Кевин был одним из тех открыто проявляющих свои эмоции физиотерапевтов, что готовы махать чирлидерскими помпонами даже по самым незначительным поводам. Старая миссис Клайнджер, приходящая в себя после инсульта, смогла двинуть указательным пальцем на правой руке на целых полдюйма! Ура! Ура! Ура! Аджай Моусли взял карандаш и впервые после автокатастрофы написал своей бабушке! Ого-го! Забудьте о том, что парень, возможно, никогда не будет снова ходить. Забудьте о том, что его маленькое тощее тельце получило такие повреждения, что ему нужна новая почка, и что его держат на диализе, чтобы он оставался жив.

Макс безучастно уставился на Джину.

– Если ты уже спросила у Кевина, как дела, зачем спрашивать меня?

– Потому что мне нравится, как ты принимаешь героический вид настоящего мужчины, – сказала она, склоняясь к нему. Ее рот был опасно близок от его, а рука обжигала ему бедро. – Меня это так заводит.

Она шутила. Это должно было быть забавным. Шутка. Он знал это, но, так или иначе, у него пересохло во рту.

Он обнаружил, что пристально всматривается в ее глаза, оказавшиеся очень близко.

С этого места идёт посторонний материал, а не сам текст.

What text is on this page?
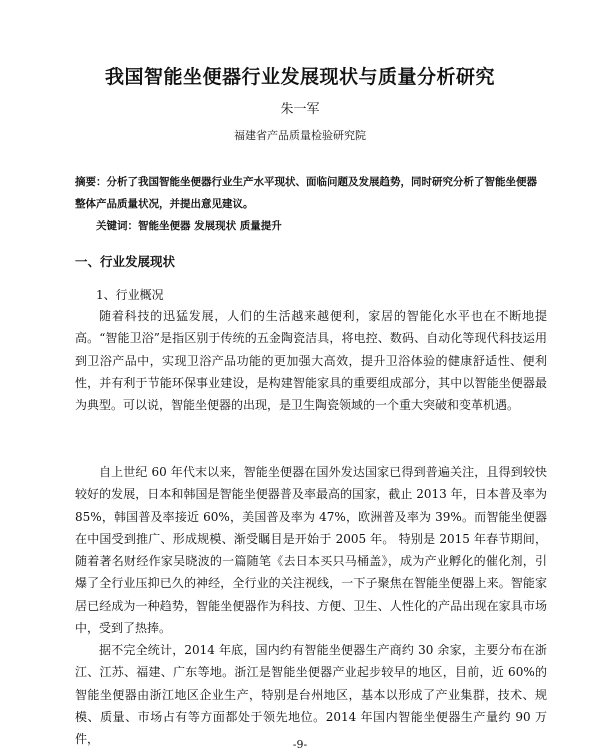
我国智能坐便器行业发展现状与质量分析研究
朱一军
福建省产品质量检验研究院
摘要：分析了我国智能坐便器行业生产水平现状、面临问题及发展趋势，同时研究分析了智能坐便器整体产品质量状况，并提出意见建议。
关键词：智能坐便器 发展现状 质量提升
一、行业发展现状
1、行业概况

随着科技的迅猛发展，人们的生活越来越便利，家居的智能化水平也在不断地提高。“智能卫浴”是指区别于传统的五金陶瓷洁具，将电控、数码、自动化等现代科技运用到卫浴产品中，实现卫浴产品功能的更加强大高效，提升卫浴体验的健康舒适性、便利性，并有利于节能环保事业建设，是构建智能家具的重要组成部分，其中以智能坐便器最为典型。可以说，智能坐便器的出现，是卫生陶瓷领域的一个重大突破和变革机遇。

自上世纪 60 年代末以来，智能坐便器在国外发达国家已得到普遍关注，且得到较快较好的发展，日本和韩国是智能坐便器普及率最高的国家，截止 2013 年，日本普及率为 85%，韩国普及率接近 60%，美国普及率为 47%，欧洲普及率为 39%。而智能坐便器在中国受到推广、形成规模、渐受瞩目是开始于 2005 年。 特别是 2015 年春节期间，随着著名财经作家吴晓波的一篇随笔《去日本买只马桶盖》，成为产业孵化的催化剂，引爆了全行业压抑已久的神经，全行业的关注视线，一下子聚焦在智能坐便器上来。智能家居已经成为一种趋势，智能坐便器作为科技、方便、卫生、人性化的产品出现在家具市场中，受到了热捧。

据不完全统计，2014 年底，国内约有智能坐便器生产商约 30 余家，主要分布在浙江、江苏、福建、广东等地。浙江是智能坐便器产业起步较早的地区，目前，近 60%的智能坐便器由浙江地区企业生产，特别是台州地区，基本以形成了产业集群，技术、规模、质量、市场占有等方面都处于领先地位。2014 年国内智能坐便器生产量约 90 万件，	-9-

И хочет ее. Ужасно. Да, доктор Яо был прав. Он определенно начинает чувствовать себя так же хорошо, как и прежде.

Ему пришлось использовать каждую унцию самообладания, что у него имелась, чтобы помешать себе потянуться к ней. Каждую унцию.

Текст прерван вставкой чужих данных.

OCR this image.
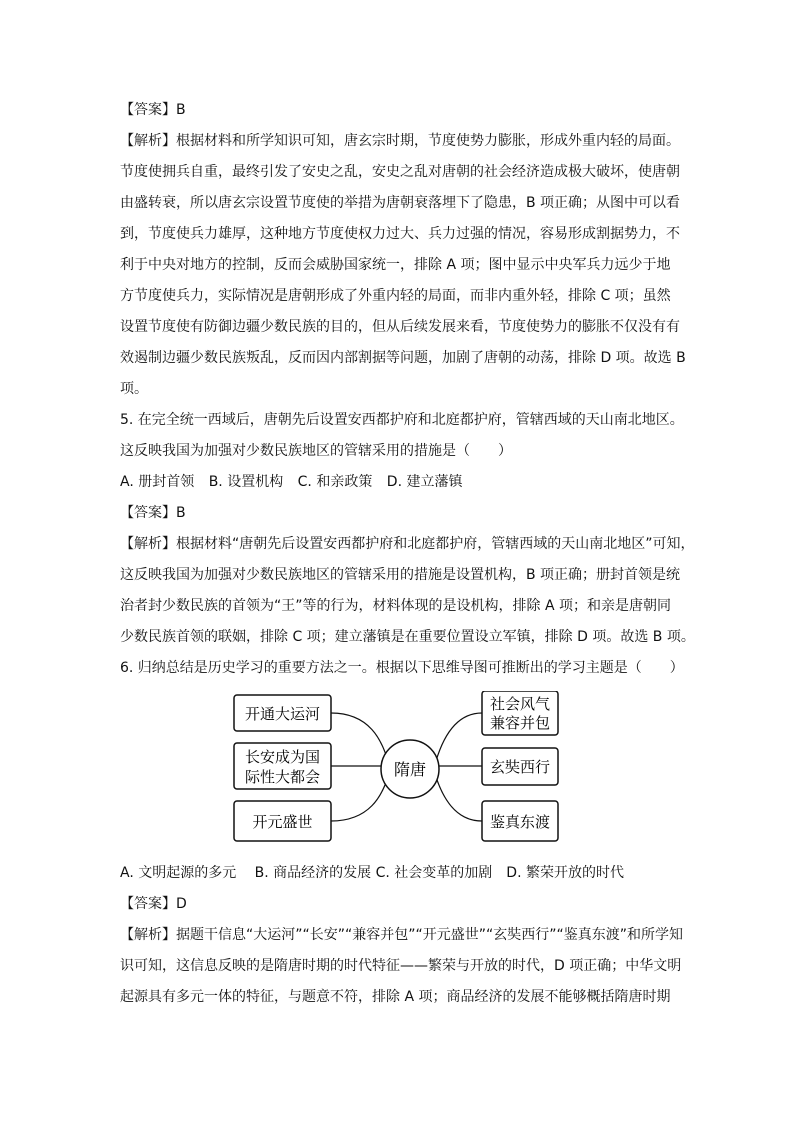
【答案】B
【解析】根据材料和所学知识可知，唐玄宗时期，节度使势力膨胀，形成外重内轻的局面。
节度使拥兵自重，最终引发了安史之乱，安史之乱对唐朝的社会经济造成极大破坏，使唐朝
由盛转衰，所以唐玄宗设置节度使的举措为唐朝衰落埋下了隐患，B 项正确；从图中可以看
到，节度使兵力雄厚，这种地方节度使权力过大、兵力过强的情况，容易形成割据势力，不
利于中央对地方的控制，反而会威胁国家统一，排除 A 项；图中显示中央军兵力远少于地
方节度使兵力，实际情况是唐朝形成了外重内轻的局面，而非内重外轻，排除 C 项；虽然
设置节度使有防御边疆少数民族的目的，但从后续发展来看，节度使势力的膨胀不仅没有有
效遏制边疆少数民族叛乱，反而因内部割据等问题，加剧了唐朝的动荡，排除 D 项。故选 B
项。
5. 在完全统一西域后，唐朝先后设置安西都护府和北庭都护府，管辖西域的天山南北地区。
这反映我国为加强对少数民族地区的管辖采用的措施是（　　）
A. 册封首领 B. 设置机构 C. 和亲政策 D. 建立藩镇
【答案】B
【解析】根据材料“唐朝先后设置安西都护府和北庭都护府，管辖西域的天山南北地区”可知，
这反映我国为加强对少数民族地区的管辖采用的措施是设置机构，B 项正确；册封首领是统
治者封少数民族的首领为“王”等的行为，材料体现的是设机构，排除 A 项；和亲是唐朝同
少数民族首领的联姻，排除 C 项；建立藩镇是在重要位置设立军镇，排除 D 项。故选 B 项。
6. 归纳总结是历史学习的重要方法之一。根据以下思维导图可推断出的学习主题是（　　）
隋唐
开通大运河
长安成为国
际性大都会
开元盛世
社会风气
兼容并包
玄奘西行
鉴真东渡
A. 文明起源的多元　 B. 商品经济的发展 C. 社会变革的加剧　D. 繁荣开放的时代
【答案】D
【解析】据题干信息“大运河”“长安”“兼容并包”“开元盛世”“玄奘西行”“鉴真东渡”和所学知
识可知，这信息反映的是隋唐时期的时代特征——繁荣与开放的时代，D 项正确；中华文明
起源具有多元一体的特征，与题意不符，排除 A 项；商品经济的发展不能够概括隋唐时期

Хорошая новость состояла в том, что эта внезапная, почти ощутимая сексуальная энергия, что окружила их, напугала ее так же, как и его. Она отодвинулась. Встала и отошла посмотреть в окно. Испуганная и уязвимая.

Они не были так близки к поцелую с той ночи, до того как его подстрелили, той ночи, когда он… когда они…

Поправка: Джина часто целовала его тогда в больнице, когда они оба были во Флориде, и после того, когда он переехал в Колумбию. Но то все были поцелуи «до встречи». Ничего похожего на поцелуи той ночи. Не то чтобы у них была возможность страстно целоваться, пока он был подсоединен ко всем этим аппаратным трубкам. И со всем этим движением туда-сюда в его палате, днем и ночью.

Он смотрел, как она прислонилась головой к оконному стеклу. Его палата – он находился в ней один – была маленькой, но вид на окружающий пригород был хорош.

Лучше, чем тот грязный мусорный контейнер, что он видел из окон спальни своей квартиры в округе Колумбия.

– Мой брат звонил. Виктор. Ни с того ни с сего. – Джина посмотрела на Макса через плечо. – Он прилетает вечером. Он никогда не был в Вашингтоне – пропустил поездку в седьмом классе. Острый фарингит.

– Обязательно отведи его к Мемориалу Второй мировой войны, – сказал Макс, радуясь, что она сменила тему. Он почти ожидал, что она выберет другой путь.

Противостояние. Спросит: «В тот момент ты думал о том, чтобы поцеловать меня? Потому что у меня возникло чувство, что тебе этого хотелось».

И что тогда ему полагается сказать? «Дорогая, в день нет такого мгновения, в которое я не думал бы о том, чтобы поцеловать тебя…» Да, это помогло бы.

– Он в списке, – сказала Джина, наконец повернувшись к нему лицом и усевшись на подоконник. Ее юбка развевалась от ветерка, дующего из кондиционера. Она придерживала ее. – Мы потратим на осмотр достопримечательностей целый день. Вьетнамская стена.